TomD · March 14, 2022, 12:32pm

Hi

I am experimenting with word clouds. Works great at the document and container level to visualize word frequencies however NOT so much at the query level. Perhaps because queries use alias notes? Maybe I am using word clouds outside of their intended use as a edge case. Perhaps, but it makes sense to me to have a word frequency of a query to help identify subset key words / Topics.

An alternative question would then be, is there a way to get word frequencies from the results (children of) of a query? IOW…a way to quantify a term-frequency within a query? I am after a ranking or weighting of relevant word terms within the subset of my query.

Thanks in advance

Tom

mwra · March 14, 2022, 2:23pm

At this point, looking at scoping choices available, I think an alias and/or it’s child aliases would be a feature request (and perfectly a sensible noe, too). I guess no one’s asked for this before. I can’t speak for how much work it will be for @estgate to implement if the idea is accepted.

In the short term you can experiment in a template [sic] with ^cloud()^, and sibling ^sectionCloud^ and ^documentCloud^ but note that these don’t give numerical counts as I think you need to use.

eastgate · March 14, 2022, 3:12pm

I agree that it makes sense for the word cloud of an agent to consider aliases. Normally, we wouldn’t want to give extra weight to notes that happen to have aliases, but this change makes sense.

satikusala · March 14, 2022, 7:31pm

@TomD, there a ton of ways to do this. The simplest is just to collect the elements you wan to count form the children and populate the text of a note, e.g. the agent’s text.

You could then you the inspector:

Or, you collect the works to cloud and then use export code (e.g. ^documentcloud(100)^ or ^cloud("Collect Notes")^ in another note:

TBX L - Word cloud.tbx (154.4 KB)

mwra · March 14, 2022, 8:45pm

In the the $Text “Word cloud Document” note you need to change ^documentcloud(100)^ to ^documentCloud(100)^ as the code is case-sensitive.

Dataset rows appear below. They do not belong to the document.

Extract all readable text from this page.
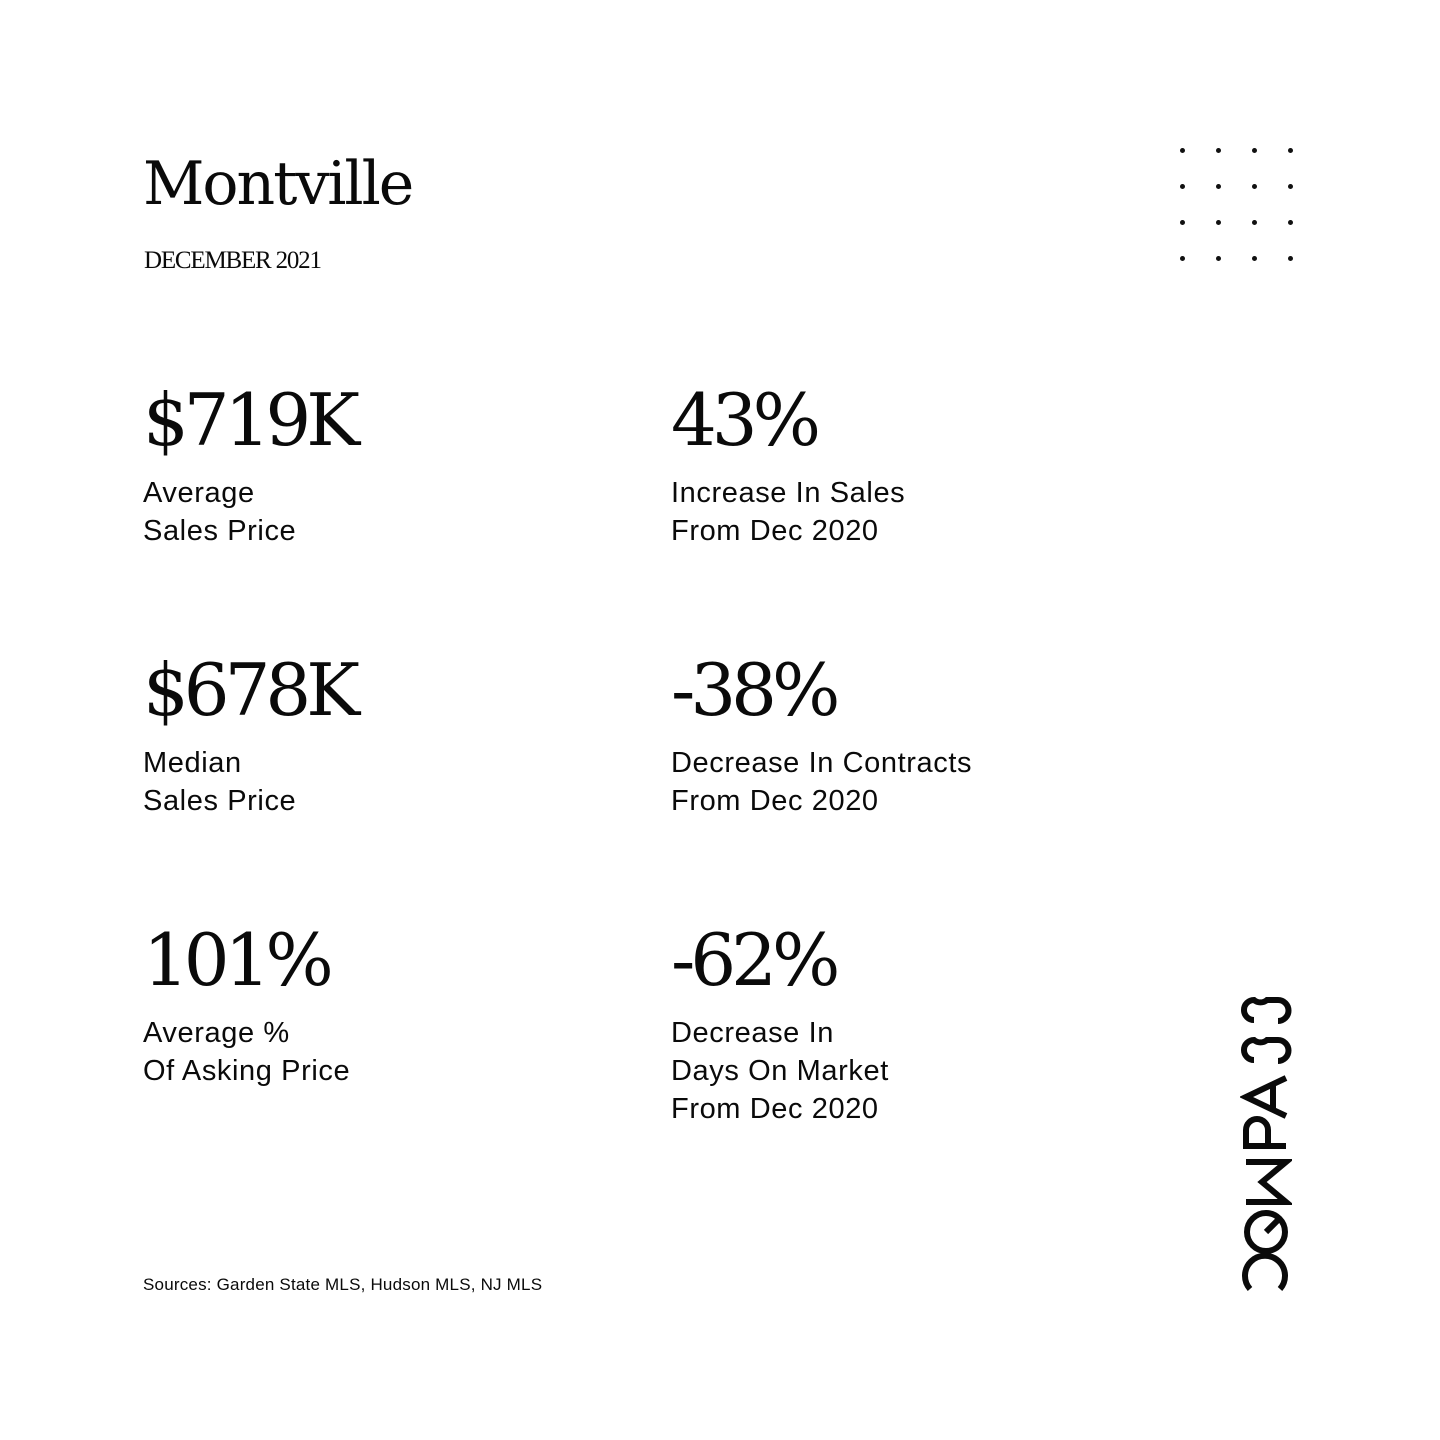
Montville
DECEMBER 2021
$719K
Average
Sales Price
43%
Increase In Sales
From Dec 2020
$678K
Median
Sales Price
-38%
Decrease In Contracts
From Dec 2020
101%
Average %
Of Asking Price
-62%
Decrease In
Days On Market
From Dec 2020
Sources: Garden State MLS, Hudson MLS, NJ MLS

The problem I see with this approach is that whilst you see a word cloud in Preview mode you don’t see any Export (HTML) code and so other than relative size you’ve no real clear view of the actual occurrence counts of words.

satikusala · March 14, 2022, 9:57pm

Yes, good point. I had not thought about clicking on the values in the inspector to get a count:

Under the hood, for the export code to work I suspect it is building a count in order to render the font-size counts for the HTML view. I wonder if TBX could return the world cloud term counts somehow to an attribute dictionary, e.g. $DictWordCloud=Data:4;Perosnal:3;Cybercrime:2…". If this were possible we could have the best of both world’s both the visual and the analytics. One more ask might be to cache the preview as an image that could be shown on hover and fill, but that is asking for a lot, ;-), and not completely necessary as it could be done manually pretty easily with a few clicks of a button or automatically with keyboard maestro and one click.

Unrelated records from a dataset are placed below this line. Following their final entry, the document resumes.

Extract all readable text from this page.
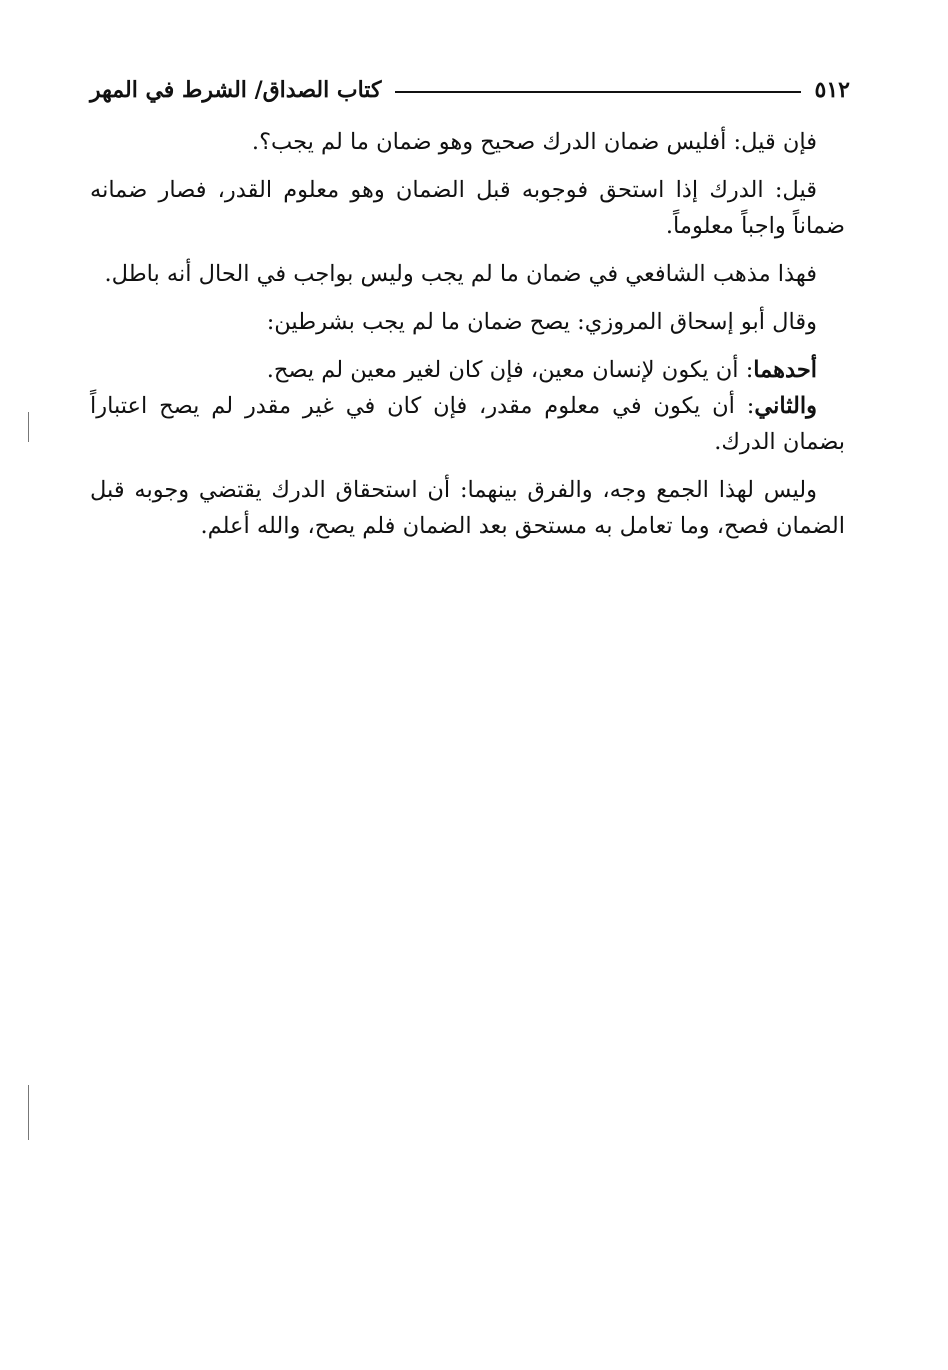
٥١٢
كتاب الصداق/ الشرط في المهر

فإن قيل: أفليس ضمان الدرك صحيح وهو ضمان ما لم يجب؟.

قيل: الدرك إذا استحق فوجوبه قبل الضمان وهو معلوم القدر، فصار ضمانه ضماناً واجباً معلوماً.

فهذا مذهب الشافعي في ضمان ما لم يجب وليس بواجب في الحال أنه باطل.

وقال أبو إسحاق المروزي: يصح ضمان ما لم يجب بشرطين:

أحدهما: أن يكون لإنسان معين، فإن كان لغير معين لم يصح.

والثاني: أن يكون في معلوم مقدر، فإن كان في غير مقدر لم يصح اعتباراً بضمان الدرك.

وليس لهذا الجمع وجه، والفرق بينهما: أن استحقاق الدرك يقتضي وجوبه قبل الضمان فصح، وما تعامل به مستحق بعد الضمان فلم يصح، والله أعلم.
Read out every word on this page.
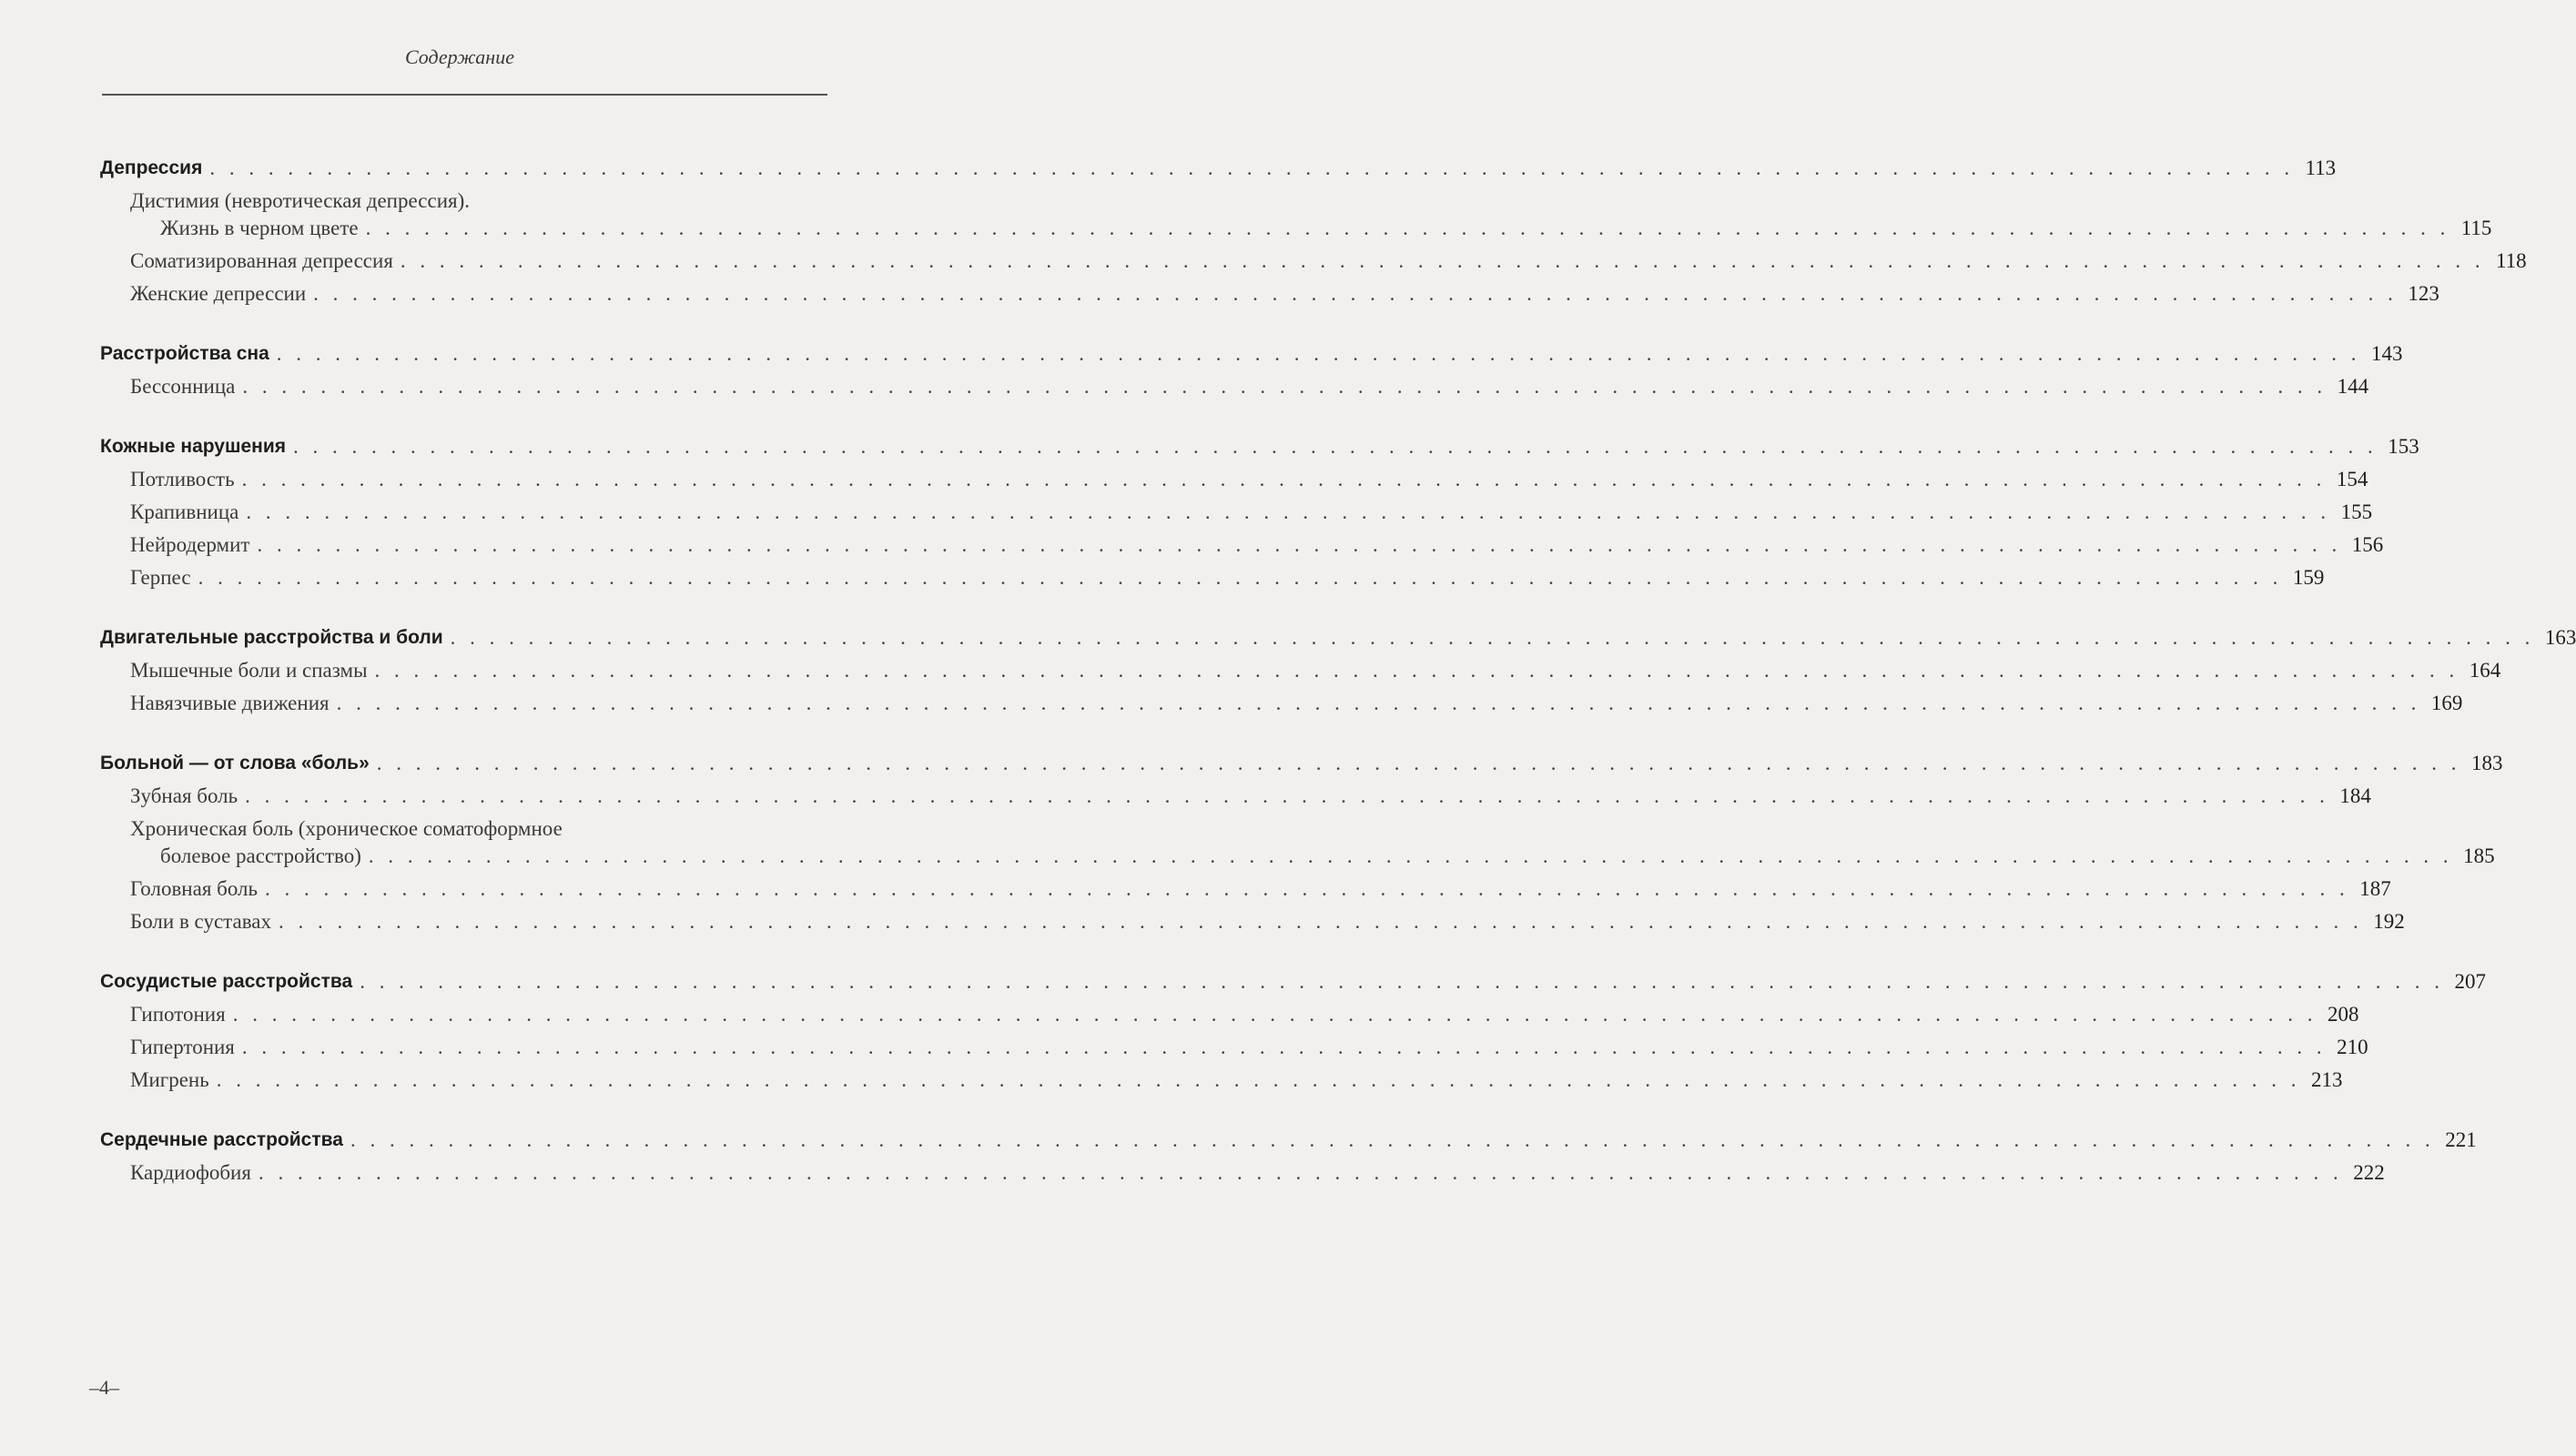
Содержание
Депрессия . . . . . . . . . . . . . . . . . . . . . . . . . . . . . . . . . . . . . . . . . . . . . . . . . . . . . . . . . . . . . . . . . . . . . . . . . . . . . . . . . . . . . . . . . . . . . . . . . . . . . . . . . . . 113
Дистимия (невротическая депрессия).
Жизнь в черном цвете . . . . . . . . . . . . . . . . . . . . . . . . . . . . . . . . . . . . . . . . . . . . . . . . . . . . . . . . . . . . . . . . . . . . . . . . . . . . . . . . . . . . . . . . . . . . . . . . . . . . . . . . . . . 115
Соматизированная депрессия . . . . . . . . . . . . . . . . . . . . . . . . . . . . . . . . . . . . . . . . . . . . . . . . . . . . . . . . . . . . . . . . . . . . . . . . . . . . . . . . . . . . . . . . . . . . . . . . . . . . . . . . . . . 118
Женские депрессии . . . . . . . . . . . . . . . . . . . . . . . . . . . . . . . . . . . . . . . . . . . . . . . . . . . . . . . . . . . . . . . . . . . . . . . . . . . . . . . . . . . . . . . . . . . . . . . . . . . . . . . . . . . 123
Расстройства сна . . . . . . . . . . . . . . . . . . . . . . . . . . . . . . . . . . . . . . . . . . . . . . . . . . . . . . . . . . . . . . . . . . . . . . . . . . . . . . . . . . . . . . . . . . . . . . . . . . . . . . . . . . . 143
Бессонница . . . . . . . . . . . . . . . . . . . . . . . . . . . . . . . . . . . . . . . . . . . . . . . . . . . . . . . . . . . . . . . . . . . . . . . . . . . . . . . . . . . . . . . . . . . . . . . . . . . . . . . . . . . 144
Кожные нарушения . . . . . . . . . . . . . . . . . . . . . . . . . . . . . . . . . . . . . . . . . . . . . . . . . . . . . . . . . . . . . . . . . . . . . . . . . . . . . . . . . . . . . . . . . . . . . . . . . . . . . . . . . . . 153
Потливость . . . . . . . . . . . . . . . . . . . . . . . . . . . . . . . . . . . . . . . . . . . . . . . . . . . . . . . . . . . . . . . . . . . . . . . . . . . . . . . . . . . . . . . . . . . . . . . . . . . . . . . . . . . 154
Крапивница . . . . . . . . . . . . . . . . . . . . . . . . . . . . . . . . . . . . . . . . . . . . . . . . . . . . . . . . . . . . . . . . . . . . . . . . . . . . . . . . . . . . . . . . . . . . . . . . . . . . . . . . . . . 155
Нейродермит . . . . . . . . . . . . . . . . . . . . . . . . . . . . . . . . . . . . . . . . . . . . . . . . . . . . . . . . . . . . . . . . . . . . . . . . . . . . . . . . . . . . . . . . . . . . . . . . . . . . . . . . . . . 156
Герпес . . . . . . . . . . . . . . . . . . . . . . . . . . . . . . . . . . . . . . . . . . . . . . . . . . . . . . . . . . . . . . . . . . . . . . . . . . . . . . . . . . . . . . . . . . . . . . . . . . . . . . . . . . . 159
Двигательные расстройства и боли . . . . . . . . . . . . . . . . . . . . . . . . . . . . . . . . . . . . . . . . . . . . . . . . . . . . . . . . . . . . . . . . . . . . . . . . . . . . . . . . . . . . . . . . . . . . . . . . . . . . . . . . . . . 163
Мышечные боли и спазмы . . . . . . . . . . . . . . . . . . . . . . . . . . . . . . . . . . . . . . . . . . . . . . . . . . . . . . . . . . . . . . . . . . . . . . . . . . . . . . . . . . . . . . . . . . . . . . . . . . . . . . . . . . . 164
Навязчивые движения . . . . . . . . . . . . . . . . . . . . . . . . . . . . . . . . . . . . . . . . . . . . . . . . . . . . . . . . . . . . . . . . . . . . . . . . . . . . . . . . . . . . . . . . . . . . . . . . . . . . . . . . . . . 169
Больной — от слова «боль» . . . . . . . . . . . . . . . . . . . . . . . . . . . . . . . . . . . . . . . . . . . . . . . . . . . . . . . . . . . . . . . . . . . . . . . . . . . . . . . . . . . . . . . . . . . . . . . . . . . . . . . . . . . 183
Зубная боль . . . . . . . . . . . . . . . . . . . . . . . . . . . . . . . . . . . . . . . . . . . . . . . . . . . . . . . . . . . . . . . . . . . . . . . . . . . . . . . . . . . . . . . . . . . . . . . . . . . . . . . . . . . 184
Хроническая боль (хроническое соматоформное
болевое расстройство) . . . . . . . . . . . . . . . . . . . . . . . . . . . . . . . . . . . . . . . . . . . . . . . . . . . . . . . . . . . . . . . . . . . . . . . . . . . . . . . . . . . . . . . . . . . . . . . . . . . . . . . . . . . 185
Головная боль . . . . . . . . . . . . . . . . . . . . . . . . . . . . . . . . . . . . . . . . . . . . . . . . . . . . . . . . . . . . . . . . . . . . . . . . . . . . . . . . . . . . . . . . . . . . . . . . . . . . . . . . . . . 187
Боли в суставах . . . . . . . . . . . . . . . . . . . . . . . . . . . . . . . . . . . . . . . . . . . . . . . . . . . . . . . . . . . . . . . . . . . . . . . . . . . . . . . . . . . . . . . . . . . . . . . . . . . . . . . . . . . 192
Сосудистые расстройства . . . . . . . . . . . . . . . . . . . . . . . . . . . . . . . . . . . . . . . . . . . . . . . . . . . . . . . . . . . . . . . . . . . . . . . . . . . . . . . . . . . . . . . . . . . . . . . . . . . . . . . . . . . 207
Гипотония . . . . . . . . . . . . . . . . . . . . . . . . . . . . . . . . . . . . . . . . . . . . . . . . . . . . . . . . . . . . . . . . . . . . . . . . . . . . . . . . . . . . . . . . . . . . . . . . . . . . . . . . . . . 208
Гипертония . . . . . . . . . . . . . . . . . . . . . . . . . . . . . . . . . . . . . . . . . . . . . . . . . . . . . . . . . . . . . . . . . . . . . . . . . . . . . . . . . . . . . . . . . . . . . . . . . . . . . . . . . . . 210
Мигрень . . . . . . . . . . . . . . . . . . . . . . . . . . . . . . . . . . . . . . . . . . . . . . . . . . . . . . . . . . . . . . . . . . . . . . . . . . . . . . . . . . . . . . . . . . . . . . . . . . . . . . . . . . . 213
Сердечные расстройства . . . . . . . . . . . . . . . . . . . . . . . . . . . . . . . . . . . . . . . . . . . . . . . . . . . . . . . . . . . . . . . . . . . . . . . . . . . . . . . . . . . . . . . . . . . . . . . . . . . . . . . . . . . 221
Кардиофобия . . . . . . . . . . . . . . . . . . . . . . . . . . . . . . . . . . . . . . . . . . . . . . . . . . . . . . . . . . . . . . . . . . . . . . . . . . . . . . . . . . . . . . . . . . . . . . . . . . . . . . . . . . . 222
–4–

mwra · March 14, 2022, 10:01pm

IIRC, the output uses 5 levels of text size in the exported ‘map’ as set via $HTMLCloudStart1, etc. But I still don’t think the process shows how the 5 levels are apportioned.

satikusala · March 14, 2022, 10:01pm

I wonder if the attribute browser could be used in some way to grab the count.

satikusala · March 14, 2022, 10:04pm

Yes, I see that, pretty cool. Again, perhaps a cloud dictionary could be populated with the terms and their count.

TomD · March 14, 2022, 10:44pm

To add to Mark’s point, I do not wish to move any of the original documents from their original location.

Using an agent, I want to explore the data, gather the alias notes then explore the term frequency or word cloud of this subset with the alias documents the agent found.

Tom

eastgate · March 14, 2022, 11:24pm

If you can wait a bit, I can make this doable with agents.

If you need it immediately, you can still do it. Outline:

Make an agent to gather the notes you want.
Iterate over the children of each agent.
Make a container /Cloud
For each child, make a new note in /Cloud with the same name
Set the text of that new note to the text of the alias note

Now you have copies of the pertinent notes in a container, and can get its word cloud. This used to be really, really hard; now I think it’s reasonably practical. But it’ll be trivial in a couple of weeks.

TomD · March 15, 2022, 12:09am

I like trivial. I can wait until the great unveiling!

Tom